Healthy parent-child relationships are characterized by two things. First, the child feels unconditionally loved. Second, the child sees their parents as the undisputed authority figures in their home.

People who care enough to study Love and Logic materials rarely have an issue with the “love” part of this equation. It comes naturally! The part they struggle with (and which I have struggled with!) is the authority part. Perhaps it’s helpful to remember that when we provide strong leadership, not just friendship, we see:

  • Happier kids who tend to get along far better with us

  • More secure kids who have fewer conflicts with each other

  • Kids who respect us enough to stop arguing with each other when we ask, “Guys? Will you stop that, please?”

When we display relational weakness, chronic sibling conflict is a sure result.

Kids almost always fight with each other more when they lack consistent and loving limits.

Too frequently, we slip into the habit of addressing symptoms rather than core causes.
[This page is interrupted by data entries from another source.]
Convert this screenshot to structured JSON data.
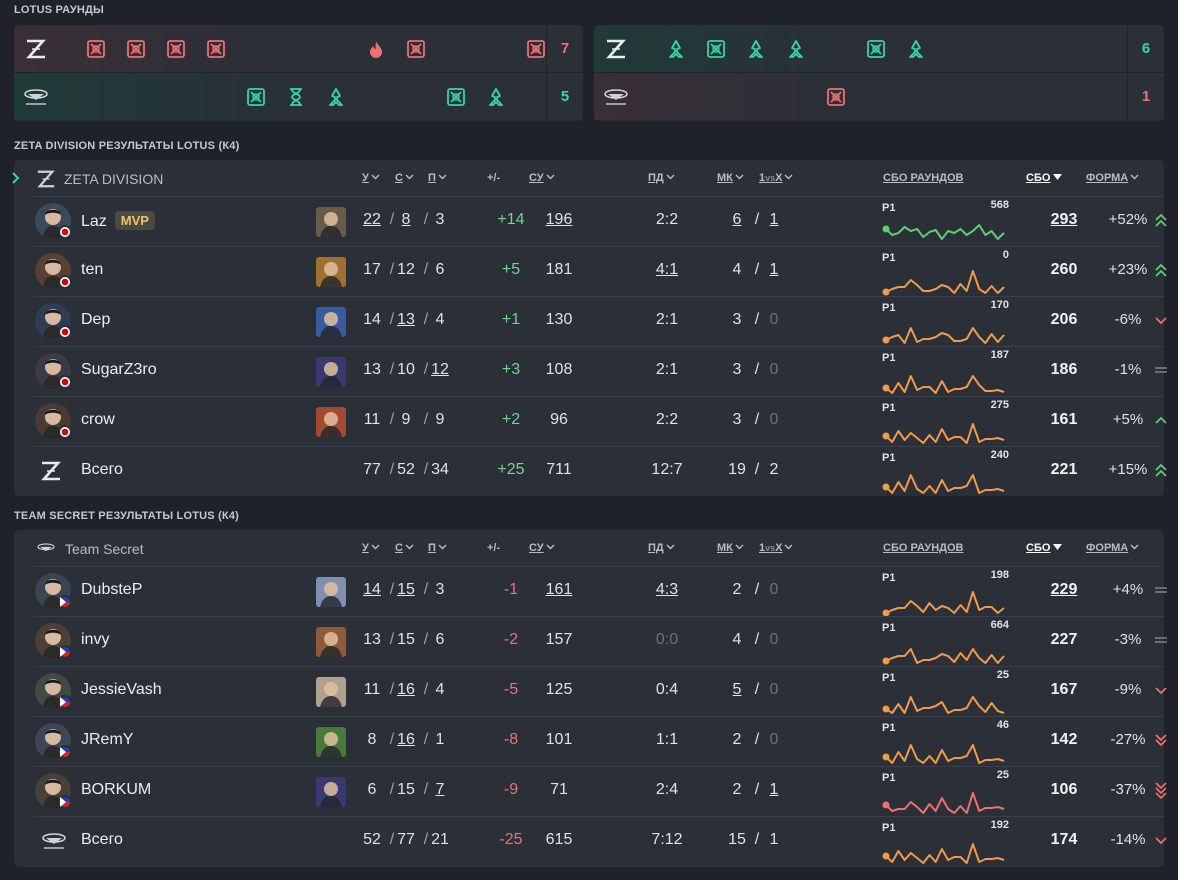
{
  "rounds_title": "LOTUS РАУНДЫ",
  "half1": {
    "top_score": "7",
    "bot_score": "5",
    "top_icons": [
      [
        "elim",
        0
      ],
      [
        "elim",
        1
      ],
      [
        "elim",
        2
      ],
      [
        "elim",
        3
      ],
      [
        "spike",
        7
      ],
      [
        "elim",
        8
      ],
      [
        "elim",
        11
      ]
    ],
    "bot_icons": [
      [
        "elim",
        4
      ],
      [
        "time",
        5
      ],
      [
        "defuse",
        6
      ],
      [
        "elim",
        9
      ],
      [
        "defuse",
        10
      ]
    ]
  },
  "half2": {
    "top_score": "6",
    "bot_score": "1",
    "top_icons": [
      [
        "defuse",
        0
      ],
      [
        "elim",
        1
      ],
      [
        "defuse",
        2
      ],
      [
        "defuse",
        3
      ],
      [
        "elim",
        5
      ],
      [
        "defuse",
        6
      ]
    ],
    "bot_icons": [
      [
        "elim",
        4
      ]
    ]
  },
  "colors": {
    "accent": "#35d6a6",
    "loss": "#f07070",
    "win_score": "#35d6a6",
    "spark_green": "#5fcc6f",
    "spark_orange": "#f09a4a",
    "spark_red": "#f07070"
  },
  "zeta": {
    "section_title": "ZETA DIVISION РЕЗУЛЬТАТЫ LOTUS (К4)",
    "team_name": "ZETA DIVISION",
    "headers": {
      "k": "У",
      "d": "С",
      "a": "П",
      "pm": "+/-",
      "adr": "СУ",
      "fkfd": "ПД",
      "mk": "МК",
      "clutch_pre": "1",
      "clutch_mid": "vs",
      "clutch_post": "X",
      "rounds": "СБО РАУНДОВ",
      "rating": "СБО",
      "form": "ФОРМА"
    },
    "players": [
      {
        "name": "Laz",
        "mvp": "MVP",
        "k": "22",
        "d": "8",
        "a": "3",
        "pm": "+14",
        "adr": "196",
        "fkfd": "2:2",
        "mk": "6",
        "clutch": "1",
        "r1": "Р1",
        "peak": "568",
        "rating": "293",
        "form": "+52%",
        "trend": "up2",
        "spark": "green"
      },
      {
        "name": "ten",
        "k": "17",
        "d": "12",
        "a": "6",
        "pm": "+5",
        "adr": "181",
        "fkfd": "4:1",
        "mk": "4",
        "clutch": "1",
        "r1": "Р1",
        "peak": "0",
        "rating": "260",
        "form": "+23%",
        "trend": "up2",
        "spark": "orange"
      },
      {
        "name": "Dep",
        "k": "14",
        "d": "13",
        "a": "4",
        "pm": "+1",
        "adr": "130",
        "fkfd": "2:1",
        "mk": "3",
        "clutch": "0",
        "r1": "Р1",
        "peak": "170",
        "rating": "206",
        "form": "-6%",
        "trend": "down1",
        "spark": "orange"
      },
      {
        "name": "SugarZ3ro",
        "k": "13",
        "d": "10",
        "a": "12",
        "pm": "+3",
        "adr": "108",
        "fkfd": "2:1",
        "mk": "3",
        "clutch": "0",
        "r1": "Р1",
        "peak": "187",
        "rating": "186",
        "form": "-1%",
        "trend": "flat",
        "spark": "orange"
      },
      {
        "name": "crow",
        "k": "11",
        "d": "9",
        "a": "9",
        "pm": "+2",
        "adr": "96",
        "fkfd": "2:2",
        "mk": "3",
        "clutch": "0",
        "r1": "Р1",
        "peak": "275",
        "rating": "161",
        "form": "+5%",
        "trend": "up1",
        "spark": "orange"
      }
    ],
    "total": {
      "name": "Всего",
      "k": "77",
      "d": "52",
      "a": "34",
      "pm": "+25",
      "adr": "711",
      "fkfd": "12:7",
      "mk": "19",
      "clutch": "2",
      "r1": "Р1",
      "peak": "240",
      "rating": "221",
      "form": "+15%",
      "trend": "up2"
    }
  },
  "secret": {
    "section_title": "TEAM SECRET РЕЗУЛЬТАТЫ LOTUS (К4)",
    "team_name": "Team Secret",
    "headers": {
      "k": "У",
      "d": "С",
      "a": "П",
      "pm": "+/-",
      "adr": "СУ",
      "fkfd": "ПД",
      "mk": "МК",
      "clutch_pre": "1",
      "clutch_mid": "vs",
      "clutch_post": "X",
      "rounds": "СБО РАУНДОВ",
      "rating": "СБО",
      "form": "ФОРМА"
    },
    "players": [
      {
        "name": "DubsteP",
        "k": "14",
        "d": "15",
        "a": "3",
        "pm": "-1",
        "adr": "161",
        "fkfd": "4:3",
        "mk": "2",
        "clutch": "0",
        "r1": "Р1",
        "peak": "198",
        "rating": "229",
        "form": "+4%",
        "trend": "flat",
        "spark": "orange"
      },
      {
        "name": "invy",
        "k": "13",
        "d": "15",
        "a": "6",
        "pm": "-2",
        "adr": "157",
        "fkfd": "0:0",
        "mk": "4",
        "clutch": "0",
        "r1": "Р1",
        "peak": "664",
        "rating": "227",
        "form": "-3%",
        "trend": "flat",
        "spark": "orange"
      },
      {
        "name": "JessieVash",
        "k": "11",
        "d": "16",
        "a": "4",
        "pm": "-5",
        "adr": "125",
        "fkfd": "0:4",
        "mk": "5",
        "clutch": "0",
        "r1": "Р1",
        "peak": "25",
        "rating": "167",
        "form": "-9%",
        "trend": "down1",
        "spark": "orange"
      },
      {
        "name": "JRemY",
        "k": "8",
        "d": "16",
        "a": "1",
        "pm": "-8",
        "adr": "101",
        "fkfd": "1:1",
        "mk": "2",
        "clutch": "0",
        "r1": "Р1",
        "peak": "46",
        "rating": "142",
        "form": "-27%",
        "trend": "down2",
        "spark": "orange"
      },
      {
        "name": "BORKUM",
        "k": "6",
        "d": "15",
        "a": "7",
        "pm": "-9",
        "adr": "71",
        "fkfd": "2:4",
        "mk": "2",
        "clutch": "1",
        "r1": "Р1",
        "peak": "25",
        "rating": "106",
        "form": "-37%",
        "trend": "down3",
        "spark": "red"
      }
    ],
    "total": {
      "name": "Всего",
      "k": "52",
      "d": "77",
      "a": "21",
      "pm": "-25",
      "adr": "615",
      "fkfd": "7:12",
      "mk": "15",
      "clutch": "1",
      "r1": "Р1",
      "peak": "192",
      "rating": "174",
      "form": "-14%",
      "trend": "down1"
    }
  }
}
When we do so, we find ourselves endlessly spinning our wheels, dealing with recurring symptoms, as well as ones that continuously erupt in new and unpredictable ways.

Real and lasting solutions to recurring family issues involve taking strategic steps toward re-establishing loving authority in the home. The first step involves asking the following questions:

  • Are we setting enough limits that we can enforce?

  • Are we enforcing these limits with empathy and logical consequences rather than trying to do so with empty threats and lectures?

  • Are the kids able to manipulate us, their parents, against each other?

  • Are we trying too hard to be their friends rather than focusing on remaining friendly authority figures?

Dr. Charles Fay

Thankfulness

On my tenth birthday, my great grandfather handed me a new fishing rod and reel. Without thinking, I ran out of the house and onto the lawn, then started catching an imaginary five-pound rainbow trout out of my mother’s flower garden.

In my state of euphoria, I’d forgotten to thank him. Like a lightning bolt, my mother shot out of the house, screen door smacking behind her. “What did you forget to say?” she asked with loving authority.

I was lucky enough to grow up in a home where three words were modeled and always expected. Two of them were “Thank you” and the third was “Please.” We heard them use these words a lot. They used them with each other, with other adults, and with us.

Are your kids developing this habit? If not, it’s never too early to start. We believe that the best way for kids to learn life’s most important lessons is via the Three Es of Love and Logic.

Example
Do we show our kids how thankful we are for what we have, or do they see us grumbling and complaining?

Kids need to witness us being sincerely thankful for the air we breathe, our health, making it home from work without having a car accident, the food we have, the water we drink, our family, and all the other good things in our lives.

Experience
There are many people around the world today suffering from hunger and starvation because of food shortages caused by many different forces beyond their control, such as famine and war. People who experience hunger and starvation are very grateful when they get a decent meal and do not have to worry about their next meal.

Although we certainly don't advocate that children must experience this sort of suffering before they can learn to be thankful for what they have, will they ever experience true thankfulness if they are given everything they want without having to wait or work for it?

Empathy
Parents who use anger, lectures, threats, or punishment to coerce their children into being thankful, will find that they only create resentment and rebellion instead.

Parents who demonstrate their genuine empathy and love, as they allow their children to learn sometimes uncomfortable lessons about humility and thankfulness, are far more likely to raise kids with an attitude of gratitude. Be thankful and enjoy your kids this Thanksgiving!